Hint: To solve the given illustration, we would require the basic knowledge of normality and neutralisation. The equations of neutralisation based on normality will help solve this problem more efficiently. Also, only one option can be correct here and before solving the problem we can ignore option (D) for a while.

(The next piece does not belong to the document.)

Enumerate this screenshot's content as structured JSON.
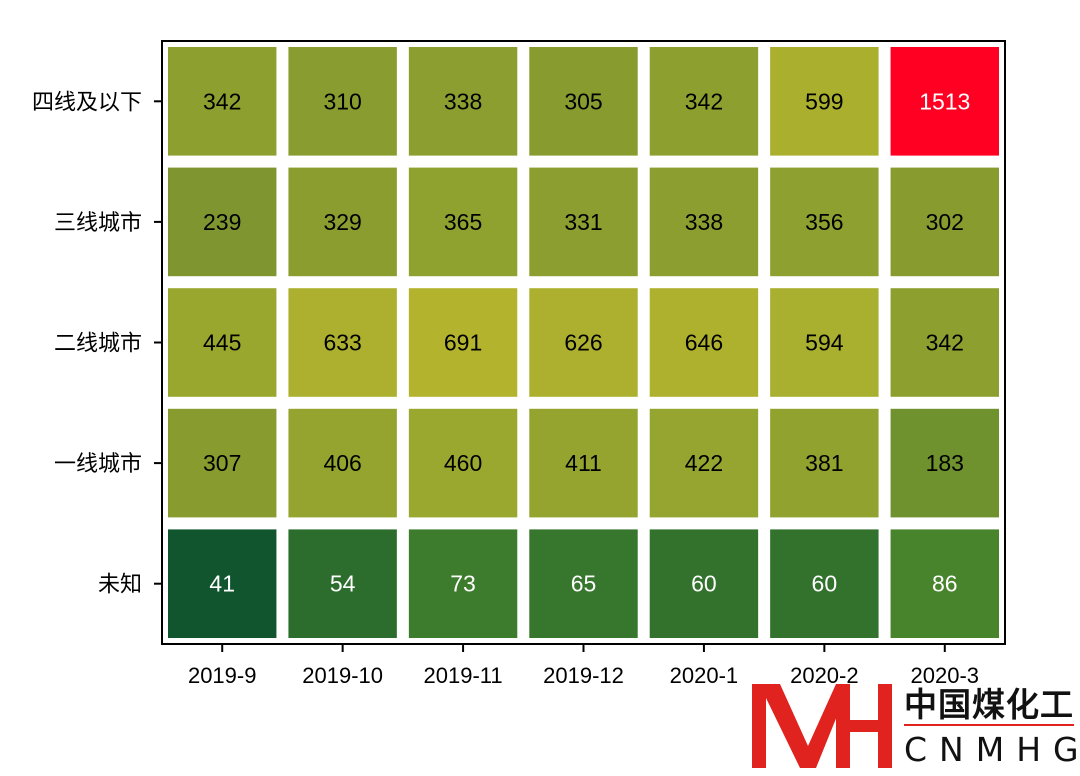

Complete step by step solution:
Let us solve the given illustration directly, we just need to know the basics of normality as explained below:
Normality- Normality is the number of gram equivalents or mole equivalents of solute present in one litre of a solution. Mole equivalent is the number of moles who are actually the reactive units in the reaction. Similar goes with the gram equivalent.
It is expressed as,
\[N=M\times n\]
where, n is the ratio of molar mass to the equivalent mass of the component.
Normality can simply be expressed as,
\[N=\dfrac{{{n}_{g}}}{V}\]
where,
V = volume of solution in litres
${{n}_{g}}$ = number of gram equivalents i.e. it is the ratio of given mass to the equivalent mass of a compound.
-Illustration: Given that, Given mass of ${{H}_{3}}P{{O}_{2}}$ = 0.66 gm
Molarity of NaOH = 0.1 M
Molecular mass of ${{H}_{3}}P{{O}_{2}}$ = 66 gm/mol
Now, By the dissociation of ${{H}_{3}}P{{O}_{2}}$ and NaOH, we can say that,${{H}_{3}}P{{O}_{2}}$ has three ${{H}^{+}}$ and NaOH has one $O{{H}^{-}}$.
Thus,
Equivalent weight of ${{H}_{3}}P{{O}_{2}}$ = $\dfrac{66}{3}=22gmmo{{l}^{-1}}e{{q}^{-1}}$
And, number of gram equivalent is thus given as,
\[{{n}_{g}}\left( {{H}_{3}}P{{O}_{2}} \right)=\dfrac{0.66}{22}=0.03\]
Now, x moles of 0.1 M NaOH is required for complete neutralisation. Thus,
number of gram equivalent is given as,
\[{{n}_{g}}\left( NaOH \right)=\dfrac{xml\times 0.1M\times 1}{1000L}=\dfrac{x}{10000}\]
So, at complete neutralisation,
\[\begin{align}
& {{n}_{g}}\left( {{H}_{3}}P{{O}_{2}} \right)={{n}_{g}}\left( NaOH \right) \\
& 0.03=\dfrac{x}{10000} \\
& \therefore x=300ml \\
\end{align}\]
Thus, 300 ml of NaOH is required for the process.

Therefore, option (C) is correct.

Note: Do note to use the units properly and do not get confused in concepts of molarity and normality. Though they are interrelated, their multiplying factors differ.